Westpac's peers Australia and New Zealand Banking Group (ASX: ANZ), Commonwealth Bank of Australia (ASX: CBA) and National Australia Bank Ltd (ASX: NAB) saw their share prices down 1.6%, 2% and 2.1% respectively.
Are their more falls on the way?
It's entirely possible, with investors around the globe selling off what they see as risky assets and anything to do with China seems to come in for the harshest selling. China is Australia's largest trade partner and we rely on resources exports to China to keep economic growth in positive territory.
Westpac, as one of Australia's largest companies, typically gets sold off along with the other big three banks when investors get nervous.
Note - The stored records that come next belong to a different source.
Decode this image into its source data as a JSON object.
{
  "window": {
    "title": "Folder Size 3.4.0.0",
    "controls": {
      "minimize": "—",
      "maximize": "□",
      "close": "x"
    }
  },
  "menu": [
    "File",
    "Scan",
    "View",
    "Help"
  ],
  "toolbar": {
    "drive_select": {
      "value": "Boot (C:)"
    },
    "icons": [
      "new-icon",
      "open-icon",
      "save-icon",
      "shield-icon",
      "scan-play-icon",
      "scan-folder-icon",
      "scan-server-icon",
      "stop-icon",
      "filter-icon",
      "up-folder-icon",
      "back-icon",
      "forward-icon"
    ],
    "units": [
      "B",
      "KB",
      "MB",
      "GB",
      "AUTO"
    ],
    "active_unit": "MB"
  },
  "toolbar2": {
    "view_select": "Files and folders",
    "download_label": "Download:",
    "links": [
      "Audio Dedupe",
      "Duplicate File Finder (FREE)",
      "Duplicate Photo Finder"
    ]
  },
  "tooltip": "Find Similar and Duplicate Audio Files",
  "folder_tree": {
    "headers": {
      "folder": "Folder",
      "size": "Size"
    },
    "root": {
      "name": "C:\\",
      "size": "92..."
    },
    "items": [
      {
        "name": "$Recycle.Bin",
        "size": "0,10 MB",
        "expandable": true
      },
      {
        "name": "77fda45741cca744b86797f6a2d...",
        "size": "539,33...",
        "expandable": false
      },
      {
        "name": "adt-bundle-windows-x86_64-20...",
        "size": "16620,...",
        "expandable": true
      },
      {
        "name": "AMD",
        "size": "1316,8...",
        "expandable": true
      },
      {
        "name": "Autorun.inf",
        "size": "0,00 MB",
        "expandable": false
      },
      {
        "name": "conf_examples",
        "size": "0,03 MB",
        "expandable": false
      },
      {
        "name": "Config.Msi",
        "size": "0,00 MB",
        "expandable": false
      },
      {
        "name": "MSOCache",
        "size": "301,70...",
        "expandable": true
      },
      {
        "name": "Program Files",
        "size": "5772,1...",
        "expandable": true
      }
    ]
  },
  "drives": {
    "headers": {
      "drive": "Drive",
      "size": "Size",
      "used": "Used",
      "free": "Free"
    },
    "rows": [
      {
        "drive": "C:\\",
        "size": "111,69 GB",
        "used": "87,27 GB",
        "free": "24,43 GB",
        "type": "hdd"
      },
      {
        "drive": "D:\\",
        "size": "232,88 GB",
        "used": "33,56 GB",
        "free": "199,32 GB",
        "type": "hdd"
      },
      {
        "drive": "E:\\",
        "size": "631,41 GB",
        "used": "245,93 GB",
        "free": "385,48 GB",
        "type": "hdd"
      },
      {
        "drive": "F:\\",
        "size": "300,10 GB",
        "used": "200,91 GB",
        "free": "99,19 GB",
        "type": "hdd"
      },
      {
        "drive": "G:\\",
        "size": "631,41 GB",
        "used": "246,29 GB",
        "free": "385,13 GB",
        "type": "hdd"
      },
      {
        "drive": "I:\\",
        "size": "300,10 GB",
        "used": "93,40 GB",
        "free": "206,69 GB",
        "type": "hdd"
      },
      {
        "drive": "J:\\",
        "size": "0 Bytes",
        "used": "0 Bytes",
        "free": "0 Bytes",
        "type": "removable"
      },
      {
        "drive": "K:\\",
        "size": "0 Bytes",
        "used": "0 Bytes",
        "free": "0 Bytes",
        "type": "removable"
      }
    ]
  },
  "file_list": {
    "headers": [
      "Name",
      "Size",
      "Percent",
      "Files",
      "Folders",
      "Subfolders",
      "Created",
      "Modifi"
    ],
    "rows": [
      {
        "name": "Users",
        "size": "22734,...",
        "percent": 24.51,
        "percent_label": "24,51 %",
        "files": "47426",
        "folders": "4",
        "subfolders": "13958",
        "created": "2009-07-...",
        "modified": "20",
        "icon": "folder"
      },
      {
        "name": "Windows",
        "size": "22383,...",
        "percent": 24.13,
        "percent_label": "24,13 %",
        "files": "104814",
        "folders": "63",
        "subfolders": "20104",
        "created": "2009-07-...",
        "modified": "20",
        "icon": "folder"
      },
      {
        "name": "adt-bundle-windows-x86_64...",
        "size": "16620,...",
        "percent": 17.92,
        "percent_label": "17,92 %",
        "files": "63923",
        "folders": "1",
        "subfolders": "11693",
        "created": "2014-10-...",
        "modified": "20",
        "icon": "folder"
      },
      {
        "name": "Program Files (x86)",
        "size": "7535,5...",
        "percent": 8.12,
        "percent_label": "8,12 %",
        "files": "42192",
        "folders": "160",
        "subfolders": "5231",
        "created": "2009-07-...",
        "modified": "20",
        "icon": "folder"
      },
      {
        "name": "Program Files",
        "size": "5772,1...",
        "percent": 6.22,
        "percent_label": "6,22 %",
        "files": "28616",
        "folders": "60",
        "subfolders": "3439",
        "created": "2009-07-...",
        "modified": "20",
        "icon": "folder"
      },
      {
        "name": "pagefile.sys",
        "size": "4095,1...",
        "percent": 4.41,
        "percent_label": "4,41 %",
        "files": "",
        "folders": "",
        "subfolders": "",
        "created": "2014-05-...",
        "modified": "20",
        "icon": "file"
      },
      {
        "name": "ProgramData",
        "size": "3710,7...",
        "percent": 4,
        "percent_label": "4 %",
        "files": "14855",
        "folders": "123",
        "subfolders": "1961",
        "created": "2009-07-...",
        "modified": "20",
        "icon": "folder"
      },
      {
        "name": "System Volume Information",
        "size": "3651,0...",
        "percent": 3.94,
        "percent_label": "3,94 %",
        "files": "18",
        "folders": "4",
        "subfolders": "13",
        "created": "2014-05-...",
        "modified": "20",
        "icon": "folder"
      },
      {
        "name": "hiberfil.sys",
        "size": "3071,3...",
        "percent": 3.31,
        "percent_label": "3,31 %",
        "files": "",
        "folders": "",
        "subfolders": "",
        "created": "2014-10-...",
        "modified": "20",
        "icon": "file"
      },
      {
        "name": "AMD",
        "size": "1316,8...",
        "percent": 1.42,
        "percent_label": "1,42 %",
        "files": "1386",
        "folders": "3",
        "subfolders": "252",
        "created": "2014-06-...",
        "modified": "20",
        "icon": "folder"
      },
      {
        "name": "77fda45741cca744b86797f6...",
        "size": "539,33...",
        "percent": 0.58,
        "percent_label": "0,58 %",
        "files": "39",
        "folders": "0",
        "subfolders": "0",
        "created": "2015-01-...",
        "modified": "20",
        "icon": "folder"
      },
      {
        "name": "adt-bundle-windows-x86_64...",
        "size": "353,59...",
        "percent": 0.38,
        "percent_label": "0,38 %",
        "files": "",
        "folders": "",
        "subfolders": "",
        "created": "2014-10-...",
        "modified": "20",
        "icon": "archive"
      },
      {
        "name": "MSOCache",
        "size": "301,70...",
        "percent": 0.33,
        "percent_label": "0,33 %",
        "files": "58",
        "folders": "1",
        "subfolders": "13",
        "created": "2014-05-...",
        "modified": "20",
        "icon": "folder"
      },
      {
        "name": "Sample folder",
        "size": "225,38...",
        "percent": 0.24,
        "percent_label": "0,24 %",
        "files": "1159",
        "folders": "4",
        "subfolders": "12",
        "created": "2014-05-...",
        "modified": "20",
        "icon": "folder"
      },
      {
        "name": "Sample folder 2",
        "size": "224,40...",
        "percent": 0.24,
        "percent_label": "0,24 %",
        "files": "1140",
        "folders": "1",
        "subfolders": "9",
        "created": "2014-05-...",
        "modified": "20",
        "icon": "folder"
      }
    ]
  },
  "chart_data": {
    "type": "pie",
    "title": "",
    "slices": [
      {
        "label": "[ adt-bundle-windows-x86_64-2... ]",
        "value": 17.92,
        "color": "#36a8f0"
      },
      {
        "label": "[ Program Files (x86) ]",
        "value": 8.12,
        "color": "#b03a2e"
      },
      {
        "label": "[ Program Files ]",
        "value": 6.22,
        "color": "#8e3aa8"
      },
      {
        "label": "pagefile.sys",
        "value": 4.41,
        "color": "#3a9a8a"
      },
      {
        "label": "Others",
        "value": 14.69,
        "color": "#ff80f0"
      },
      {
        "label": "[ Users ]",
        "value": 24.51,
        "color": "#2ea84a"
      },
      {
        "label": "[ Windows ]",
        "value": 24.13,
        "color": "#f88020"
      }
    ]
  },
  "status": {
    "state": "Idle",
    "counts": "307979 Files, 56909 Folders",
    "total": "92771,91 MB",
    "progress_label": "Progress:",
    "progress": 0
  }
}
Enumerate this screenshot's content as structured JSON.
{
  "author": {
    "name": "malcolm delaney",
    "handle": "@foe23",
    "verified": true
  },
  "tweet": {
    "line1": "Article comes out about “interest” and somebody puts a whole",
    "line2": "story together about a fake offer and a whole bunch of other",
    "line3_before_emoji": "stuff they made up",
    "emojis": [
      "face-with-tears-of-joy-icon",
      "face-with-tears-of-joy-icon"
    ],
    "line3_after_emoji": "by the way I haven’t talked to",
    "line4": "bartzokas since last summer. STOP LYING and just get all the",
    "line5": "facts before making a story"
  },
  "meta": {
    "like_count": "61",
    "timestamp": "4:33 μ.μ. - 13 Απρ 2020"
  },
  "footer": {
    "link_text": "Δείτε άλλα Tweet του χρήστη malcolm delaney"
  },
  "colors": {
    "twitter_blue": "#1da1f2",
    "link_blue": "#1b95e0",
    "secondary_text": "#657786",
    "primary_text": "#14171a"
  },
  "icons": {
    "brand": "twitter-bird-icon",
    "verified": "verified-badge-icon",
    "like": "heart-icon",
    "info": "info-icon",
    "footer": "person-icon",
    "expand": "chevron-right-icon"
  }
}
The big four banks are also closely tied to the economic cycle and Australian property moves. Big falls in residential property prices can have a significant impact on the big four banks given they dominate lending to the sector.
If confidence returns, Westpac will also likely see more investors returning.
One factor that the bank boasts now is a fully franked dividend yield of just over 6%. Gross that up to include franking credits and investors are looking at a return of around 8.6% before tax. ANZ and NAB both have higher yields, but Westpac is often viewed as Australia's second-best bank, behind Commonwealth Bank. Comm bank currently sports a dividend yield of around 5.3% – which makes Westpac's yield more attractive.
If the market continues to fall and share prices follow, Westpac's rising dividend yield might also start to attract investors – almost putting a floor underneath the share price.
Foolish takeaway
Should Westpac's share price fall below the psychologically important level of $30, I expect plenty of investors to jump on board for the dividend yield. They may get a chance sooner than they think.